In this brief guide, you will learn three basic questions that should be asked to ensure that you are in the process of deciding which mortgage is most appropriate for your situation.
Question #1: Is a Fixed Rate Mortgage or an Adjustable Rate Mortgage the Best Option?
When shopping for a mortgage, you will be presented with two options: fixed rate and adjustable rate. It is imperative that you learn about each so that you are able to determine which is best for your individual needs. A fixed rate mortgage is a type of mortgage that locks you in on a consistent interest rate that will be paid over the entire lifetime of the loan. The adjustable rate mortgage has an interest rate that fluctuates up and down over the entire life of the loan.
This type of mortgage typically starts with an introductory period of 1 to 10 years that the interest rate remains the same; however, following this time period, the interest rate will change – based on the index chosen by the bank in which you have obtained the mortgage.
While the adjustable rate mortgage often seems ideal because of a lower introductory rate, it is important to remember that this rate is sure to change immediately following the introductory period.
Question #2: How Much Will Need to be Paid in Closing Costs?
In most instances, closing costs will end up equally approximately 3% of the total purchase price of a home. Once the finalization of the home has occurred, you will be required to pay the costs. These costs include lending fees, processing fees, appraisal fees, insurance fees, and fees that are similar in nature.
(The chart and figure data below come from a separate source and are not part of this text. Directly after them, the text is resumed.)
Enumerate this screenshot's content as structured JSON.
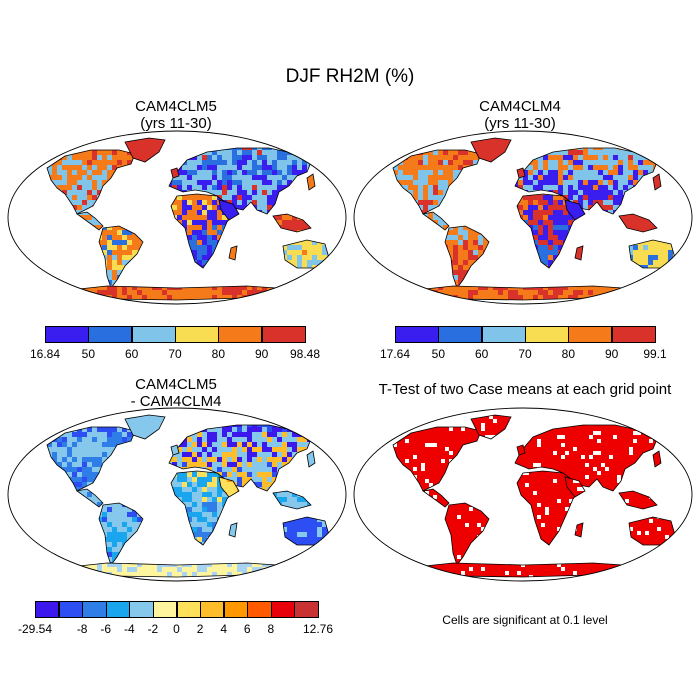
{
  "figure": {
    "title": "DJF RH2M (%)",
    "panels": [
      {
        "title_line1": "CAM4CLM5",
        "title_line2": "(yrs 11-30)"
      },
      {
        "title_line1": "CAM4CLM4",
        "title_line2": "(yrs 11-30)"
      },
      {
        "title_line1": "CAM4CLM5",
        "title_line2": "- CAM4CLM4"
      },
      {
        "title_line1": "T-Test of two Case means at each grid point",
        "note": "Cells are significant at 0.1 level"
      }
    ]
  },
  "colorbars": {
    "panel1": {
      "colors": [
        "#3a1ef0",
        "#2a6fe0",
        "#80c4ea",
        "#f8dc52",
        "#f47a1a",
        "#d8322a"
      ],
      "labels": [
        "16.84",
        "50",
        "60",
        "70",
        "80",
        "90",
        "98.48"
      ]
    },
    "panel2": {
      "colors": [
        "#3a1ef0",
        "#2a6fe0",
        "#80c4ea",
        "#f8dc52",
        "#f47a1a",
        "#d8322a"
      ],
      "labels": [
        "17.64",
        "50",
        "60",
        "70",
        "80",
        "90",
        "99.1"
      ]
    },
    "diff": {
      "colors": [
        "#3c18ec",
        "#2c4ef2",
        "#2f7ee8",
        "#1aa6ee",
        "#86c8ec",
        "#fff59e",
        "#ffe05a",
        "#ffbd2a",
        "#ff9800",
        "#ff5a00",
        "#e8000a",
        "#c83232"
      ],
      "labels": [
        "-29.54",
        "-8",
        "-6",
        "-4",
        "-2",
        "0",
        "2",
        "4",
        "6",
        "8",
        "12.76"
      ]
    }
  },
  "map_colors": {
    "ocean": "#ffffff",
    "coast": "#000000",
    "ttest": "#ee0000",
    "diff_base": "#a9d3f2"
  }
}
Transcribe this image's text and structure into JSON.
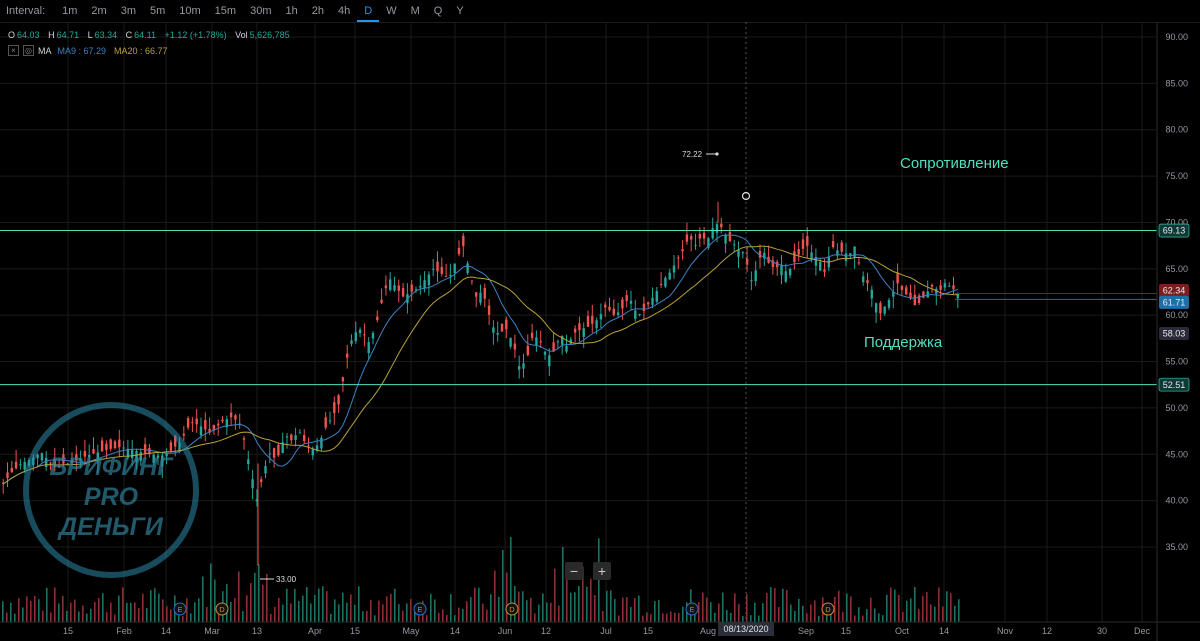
{
  "toolbar": {
    "interval_label": "Interval:",
    "intervals": [
      "1m",
      "2m",
      "3m",
      "5m",
      "10m",
      "15m",
      "30m",
      "1h",
      "2h",
      "4h",
      "D",
      "W",
      "M",
      "Q",
      "Y"
    ],
    "active": "D"
  },
  "ohlc": {
    "o_label": "O",
    "o": "64.03",
    "h_label": "H",
    "h": "64.71",
    "l_label": "L",
    "l": "63.34",
    "c_label": "C",
    "c": "64.11",
    "change": "+1.12 (+1.78%)",
    "vol_label": "Vol",
    "vol": "5,626,785"
  },
  "ma": {
    "close_icon": "×",
    "settings_icon": "◎",
    "title": "MA",
    "ma9": "MA9 : 67.29",
    "ma20": "MA20 : 66.77"
  },
  "colors": {
    "up": "#26a69a",
    "down": "#ef5350",
    "ma9": "#3b82c4",
    "ma20": "#b8a13a",
    "level_line": "#4fe0c0",
    "grid": "#1a1a1a",
    "axis_text": "#9598a1"
  },
  "annotations": {
    "resistance": "Сопротивление",
    "support": "Поддержка",
    "high_label": "72.22",
    "low_label": "33.00",
    "crosshair_date": "08/13/2020",
    "zoom_out": "−",
    "zoom_in": "+"
  },
  "watermark": {
    "line1": "БРИФИНГ",
    "line2": "PRO",
    "line3": "ДЕНЬГИ"
  },
  "chart_data": {
    "type": "candlestick",
    "y_ticks": [
      "90.00",
      "85.00",
      "80.00",
      "75.00",
      "70.00",
      "65.00",
      "60.00",
      "55.00",
      "50.00",
      "45.00",
      "40.00",
      "35.00"
    ],
    "x_ticks": [
      "15",
      "Feb",
      "14",
      "Mar",
      "13",
      "Apr",
      "15",
      "May",
      "14",
      "Jun",
      "12",
      "Jul",
      "15",
      "Aug",
      "Sep",
      "15",
      "Oct",
      "14",
      "Nov",
      "12",
      "30",
      "Dec"
    ],
    "ylim": [
      30,
      92
    ],
    "price_tags": [
      {
        "label": "69.13",
        "value": 69.13
      },
      {
        "label": "62.34",
        "value": 62.34
      },
      {
        "label": "61.71",
        "value": 61.71
      },
      {
        "label": "58.03",
        "value": 58.03
      },
      {
        "label": "52.51",
        "value": 52.51
      }
    ],
    "levels": [
      {
        "name": "Сопротивление",
        "value": 69.13
      },
      {
        "name": "Поддержка",
        "value": 52.51
      }
    ],
    "earnings_markers": [
      "E",
      "D",
      "E",
      "D",
      "E",
      "D"
    ],
    "path_points": [
      [
        0,
        41.5
      ],
      [
        10,
        43
      ],
      [
        20,
        44
      ],
      [
        30,
        44.5
      ],
      [
        40,
        45.2
      ],
      [
        50,
        44
      ],
      [
        55,
        43.5
      ],
      [
        62,
        44
      ],
      [
        70,
        44
      ],
      [
        80,
        44.6
      ],
      [
        90,
        45
      ],
      [
        100,
        45.3
      ],
      [
        110,
        45.6
      ],
      [
        120,
        45.8
      ],
      [
        130,
        45.5
      ],
      [
        140,
        45.2
      ],
      [
        150,
        45
      ],
      [
        160,
        44.8
      ],
      [
        170,
        45.4
      ],
      [
        180,
        46.5
      ],
      [
        190,
        48.5
      ],
      [
        200,
        48
      ],
      [
        210,
        47.2
      ],
      [
        220,
        48.5
      ],
      [
        230,
        49
      ],
      [
        238,
        48.5
      ],
      [
        243,
        46.5
      ],
      [
        248,
        44
      ],
      [
        252,
        42
      ],
      [
        256,
        40
      ],
      [
        260,
        42
      ],
      [
        265,
        44
      ],
      [
        270,
        45.5
      ],
      [
        275,
        44
      ],
      [
        280,
        46
      ],
      [
        285,
        47
      ],
      [
        290,
        46.5
      ],
      [
        298,
        47.5
      ],
      [
        305,
        46
      ],
      [
        312,
        45.5
      ],
      [
        318,
        46.2
      ],
      [
        325,
        48
      ],
      [
        332,
        49.2
      ],
      [
        338,
        50.5
      ],
      [
        345,
        55
      ],
      [
        352,
        58
      ],
      [
        360,
        58.5
      ],
      [
        368,
        57
      ],
      [
        375,
        59
      ],
      [
        382,
        62
      ],
      [
        388,
        64
      ],
      [
        395,
        63
      ],
      [
        402,
        62
      ],
      [
        410,
        62.5
      ],
      [
        418,
        63
      ],
      [
        425,
        64
      ],
      [
        432,
        65
      ],
      [
        440,
        64.5
      ],
      [
        448,
        64
      ],
      [
        455,
        66
      ],
      [
        462,
        67.5
      ],
      [
        470,
        64
      ],
      [
        475,
        62
      ],
      [
        480,
        62.5
      ],
      [
        485,
        61.5
      ],
      [
        490,
        59
      ],
      [
        497,
        58
      ],
      [
        505,
        58.5
      ],
      [
        512,
        57
      ],
      [
        518,
        54.5
      ],
      [
        525,
        55
      ],
      [
        532,
        58
      ],
      [
        540,
        57
      ],
      [
        546,
        55.5
      ],
      [
        552,
        56
      ],
      [
        560,
        58
      ],
      [
        566,
        56.5
      ],
      [
        572,
        58
      ],
      [
        580,
        58.5
      ],
      [
        588,
        58.8
      ],
      [
        596,
        59.5
      ],
      [
        605,
        61
      ],
      [
        612,
        60
      ],
      [
        620,
        60.5
      ],
      [
        628,
        62
      ],
      [
        634,
        60.5
      ],
      [
        640,
        60
      ],
      [
        646,
        61
      ],
      [
        652,
        62
      ],
      [
        658,
        63
      ],
      [
        664,
        64
      ],
      [
        670,
        64.8
      ],
      [
        676,
        66
      ],
      [
        682,
        67
      ],
      [
        688,
        68.5
      ],
      [
        694,
        67.5
      ],
      [
        700,
        68.5
      ],
      [
        706,
        68
      ],
      [
        712,
        69.5
      ],
      [
        718,
        70
      ],
      [
        722,
        69
      ],
      [
        728,
        68
      ],
      [
        735,
        67.5
      ],
      [
        740,
        66.5
      ],
      [
        744,
        67.2
      ],
      [
        748,
        63.5
      ],
      [
        752,
        64
      ],
      [
        758,
        66
      ],
      [
        762,
        67
      ],
      [
        768,
        65.5
      ],
      [
        774,
        65
      ],
      [
        780,
        65.5
      ],
      [
        786,
        64.5
      ],
      [
        792,
        65.5
      ],
      [
        800,
        67
      ],
      [
        806,
        67.5
      ],
      [
        812,
        66.5
      ],
      [
        818,
        66
      ],
      [
        824,
        64.5
      ],
      [
        830,
        67.5
      ],
      [
        836,
        67
      ],
      [
        842,
        66.8
      ],
      [
        848,
        66.5
      ],
      [
        854,
        67.5
      ],
      [
        860,
        64.5
      ],
      [
        866,
        63.5
      ],
      [
        872,
        62.5
      ],
      [
        878,
        60
      ],
      [
        884,
        61
      ],
      [
        890,
        62
      ],
      [
        896,
        63.5
      ],
      [
        902,
        62.5
      ],
      [
        908,
        62
      ],
      [
        914,
        61
      ],
      [
        920,
        61.5
      ],
      [
        926,
        62.5
      ],
      [
        932,
        63.2
      ],
      [
        938,
        62.5
      ],
      [
        944,
        63.5
      ],
      [
        950,
        63
      ],
      [
        956,
        62.5
      ],
      [
        960,
        61.9
      ]
    ]
  }
}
In order to reduce the amount of the closing costs, it is imperative that you shop around to determine which lender has the lowest amount of fees on the process.
Question #3: How Much Should Be Put Down on a Home?
It is a known fact that a low down payment results in a higher interest rate on a mortgage. In order to avoid high interest rates, it is advised that – at least – 20% of the total purchase price is placed down on the home. If that is difficult, there is typically an option of 5%.
You must be aware of the fact that, if you put a low amount down on a home, you will probably be required to purchase private mortgage insurance. This will result in higher expenses.